Testing rebootClusterFromCompleteOutage

You can test the changes by using the dryRun option. This option validates the command and its options and generates a log of results. An exception is thrown if there is a problem with the proposed changes.

The following example shows a dry run of rebooting the Cluster, myCluster, setting the primary to the local member running on port 4001, and the log message it returns:

JS > var cluster = dba.rebootClusterFromCompleteOutage("myCluster",{primary: "127.0.0.1:4001", dryRun: true})

NOTE: dryRun option was specified. Validations will be executed, but no changes will be applied.
Cluster instances: '127.0.0.1:4000' (OFFLINE), '127.0.0.1:4001' (OFFLINE), '127.0.0.1:4002' (OFFLINE)
Switching over to instance '127.0.0.1:4001' to be used as seed.
dryRun finished.

Considerations for ClusterSet and ReplicaSet

rebootClusterFromCompleteOutage performs the following checks and generates a warning if the Cluster does not meet the requirements:

Confirms the Replica Cluster was not forcibly removed from the ClusterSet.
Confirms the ClusterSet's primary Cluster is reachable.
Checks the Cluster for errant transactions which are not View Change Log Events (VCLE). See How Distributed Recovery Works.
Confirms the Cluster's executed transaction set (GTID_EXECUTED) is not empty.

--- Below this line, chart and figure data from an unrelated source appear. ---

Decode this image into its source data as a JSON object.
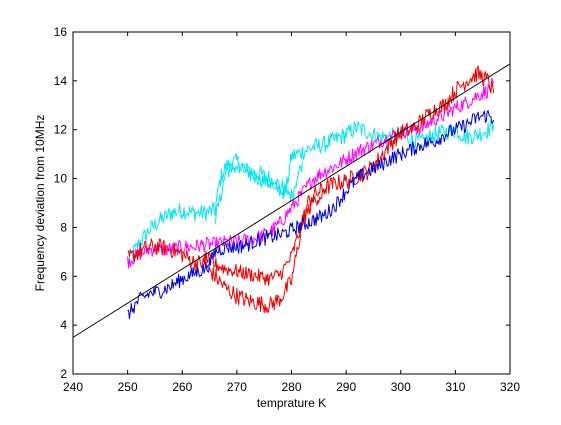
{
  "chart_data": {
    "type": "line",
    "title": "",
    "xlabel": "temprature K",
    "ylabel": "Frequency deviation from 10MHz",
    "xlim": [
      240,
      320
    ],
    "ylim": [
      2,
      16
    ],
    "xticks": [
      240,
      250,
      260,
      270,
      280,
      290,
      300,
      310,
      320
    ],
    "yticks": [
      2,
      4,
      6,
      8,
      10,
      12,
      14,
      16
    ],
    "grid": false,
    "legend": "none",
    "colors": {
      "cyan": "#00e5ee",
      "magenta": "#ff00ff",
      "red": "#ee0000",
      "blue": "#0000dd",
      "fit": "#000000",
      "axes": "#000000"
    },
    "series": [
      {
        "color": "#00e5ee",
        "noise": 0.35,
        "x": [
          250,
          252,
          254,
          256,
          258,
          260,
          262,
          264,
          266,
          267,
          268,
          270,
          272,
          274,
          276,
          278,
          279,
          280,
          282,
          284,
          286,
          288,
          290,
          292,
          294,
          296,
          298,
          300,
          302,
          304,
          306,
          308,
          310,
          312,
          314,
          316,
          317
        ],
        "y": [
          6.6,
          7.3,
          7.9,
          8.3,
          8.6,
          8.7,
          8.6,
          8.6,
          8.7,
          10.0,
          10.5,
          10.7,
          10.3,
          10.2,
          10.0,
          9.7,
          9.5,
          10.9,
          11.1,
          11.3,
          11.4,
          11.6,
          11.8,
          12.1,
          11.9,
          11.7,
          11.7,
          11.8,
          11.6,
          11.5,
          11.8,
          11.9,
          12.0,
          11.7,
          11.8,
          12.0,
          12.2
        ]
      },
      {
        "color": "#00e5ee",
        "noise": 0.3,
        "x": [
          266,
          267,
          268,
          270,
          272,
          274,
          276,
          278,
          280,
          282
        ],
        "y": [
          8.4,
          9.2,
          10.3,
          10.5,
          10.2,
          10.0,
          9.8,
          9.5,
          9.3,
          10.7
        ]
      },
      {
        "color": "#ff00ff",
        "noise": 0.3,
        "x": [
          250,
          252,
          254,
          256,
          258,
          260,
          262,
          264,
          266,
          268,
          270,
          272,
          274,
          276,
          278,
          280,
          282,
          284,
          286,
          288,
          290,
          292,
          294,
          296,
          298,
          300,
          302,
          304,
          306,
          308,
          310,
          312,
          314,
          316,
          317
        ],
        "y": [
          6.6,
          6.9,
          7.1,
          7.1,
          7.1,
          7.2,
          7.2,
          7.3,
          7.3,
          7.4,
          7.4,
          7.5,
          7.6,
          7.8,
          8.2,
          8.8,
          9.4,
          10.0,
          10.3,
          10.5,
          10.8,
          11.1,
          11.3,
          11.5,
          11.7,
          11.9,
          12.0,
          12.1,
          12.4,
          12.6,
          12.9,
          13.1,
          13.4,
          13.6,
          13.9
        ]
      },
      {
        "color": "#ee0000",
        "noise": 0.35,
        "x": [
          250,
          252,
          254,
          256,
          258,
          260,
          262,
          264,
          266,
          268,
          270,
          272,
          274,
          276,
          278,
          280,
          281,
          282,
          283,
          284,
          286,
          288,
          290,
          292,
          294,
          296,
          298,
          300,
          302,
          304,
          306,
          308,
          310,
          312,
          314,
          316,
          317
        ],
        "y": [
          6.7,
          7.0,
          7.2,
          7.2,
          7.1,
          6.9,
          6.6,
          6.5,
          6.0,
          5.5,
          5.2,
          5.0,
          4.9,
          4.8,
          5.1,
          5.8,
          7.0,
          8.2,
          9.0,
          9.3,
          9.6,
          9.8,
          9.9,
          10.1,
          10.3,
          10.8,
          11.4,
          11.9,
          12.0,
          12.4,
          12.8,
          13.0,
          13.6,
          14.0,
          14.3,
          14.0,
          13.5
        ]
      },
      {
        "color": "#ee0000",
        "noise": 0.3,
        "x": [
          264,
          266,
          268,
          270,
          272,
          274,
          276,
          278,
          280,
          282,
          284,
          286
        ],
        "y": [
          6.8,
          6.5,
          6.3,
          6.2,
          6.1,
          6.0,
          5.9,
          6.1,
          6.8,
          8.2,
          9.1,
          9.4
        ]
      },
      {
        "color": "#0000dd",
        "noise": 0.3,
        "x": [
          250,
          252,
          254,
          256,
          258,
          260,
          262,
          264,
          265,
          266,
          268,
          270,
          272,
          274,
          276,
          278,
          280,
          282,
          284,
          286,
          288,
          290,
          292,
          294,
          296,
          298,
          300,
          302,
          304,
          306,
          308,
          310,
          312,
          314,
          316,
          317
        ],
        "y": [
          4.4,
          5.0,
          5.3,
          5.4,
          5.6,
          5.9,
          6.1,
          6.3,
          6.5,
          7.0,
          7.2,
          7.2,
          7.3,
          7.5,
          7.6,
          7.7,
          7.9,
          8.1,
          8.3,
          8.5,
          8.9,
          9.5,
          10.0,
          10.3,
          10.5,
          10.8,
          11.0,
          11.2,
          11.4,
          11.5,
          11.8,
          12.0,
          12.2,
          12.5,
          12.6,
          12.4
        ]
      },
      {
        "color": "#000000",
        "noise": 0,
        "x": [
          240,
          320
        ],
        "y": [
          3.5,
          14.7
        ]
      }
    ]
  }
}
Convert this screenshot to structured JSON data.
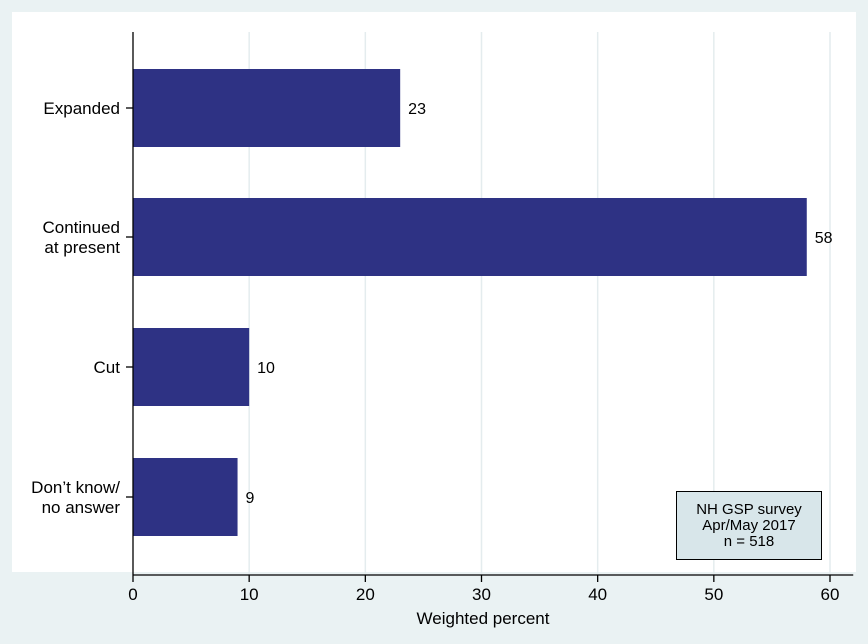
{
  "colors": {
    "background": "#eaf2f3",
    "plot_background": "#ffffff",
    "bar": "#2e3284",
    "grid": "#e4ecee"
  },
  "note": {
    "line1": "NH GSP survey",
    "line2": "Apr/May 2017",
    "line3": "n = 518"
  },
  "chart_data": {
    "type": "bar",
    "orientation": "horizontal",
    "categories": [
      [
        "Expanded"
      ],
      [
        "Continued",
        "at present"
      ],
      [
        "Cut"
      ],
      [
        "Don’t know/",
        "no answer"
      ]
    ],
    "values": [
      23,
      58,
      10,
      9
    ],
    "value_labels": [
      "23",
      "58",
      "10",
      "9"
    ],
    "title": "",
    "xlabel": "Weighted percent",
    "ylabel": "",
    "xlim": [
      0,
      62
    ],
    "xticks": [
      0,
      10,
      20,
      30,
      40,
      50,
      60
    ],
    "grid": true,
    "legend": "none"
  }
}
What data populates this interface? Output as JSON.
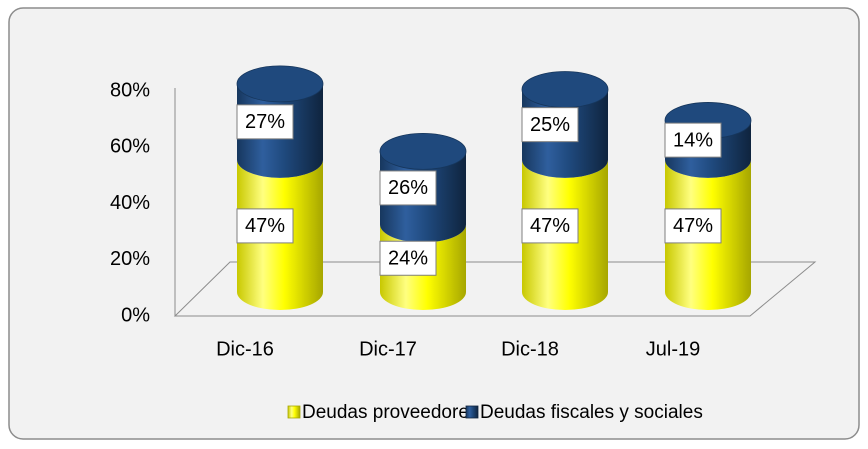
{
  "chart_data": {
    "type": "cylinder_stacked_bar",
    "categories": [
      "Dic-16",
      "Dic-17",
      "Dic-18",
      "Jul-19"
    ],
    "series": [
      {
        "name": "Deudas proveedores",
        "color": "#ffff00",
        "values": [
          47,
          24,
          47,
          47
        ],
        "value_labels": [
          "47%",
          "24%",
          "47%",
          "47%"
        ]
      },
      {
        "name": "Deudas fiscales y sociales",
        "color": "#1f497d",
        "values": [
          27,
          26,
          25,
          14
        ],
        "value_labels": [
          "27%",
          "26%",
          "25%",
          "14%"
        ]
      }
    ],
    "ylim": [
      0,
      80
    ],
    "yticks": [
      {
        "value": 0,
        "label": "0%"
      },
      {
        "value": 20,
        "label": "20%"
      },
      {
        "value": 40,
        "label": "40%"
      },
      {
        "value": 60,
        "label": "60%"
      },
      {
        "value": 80,
        "label": "80%"
      }
    ],
    "legend": "bottom"
  }
}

The command automatically rejoins a Replica Cluster to the ClusterSet, ensuring the ClusterSet replication channel is configured for all Cluster members.

Switching Communication Stack

You can switch communication stack during a dba.rebootClusterFromCompleteOutage() operation.

For example:

js> dba.rebootClusterFromCompleteOutage("testcluster", {switchCommunicationStack: "mysql"})

Switching from the MYSQL protocol to XCOM requires an additional network address for the localAddress and may also require you to define ipAllowList values.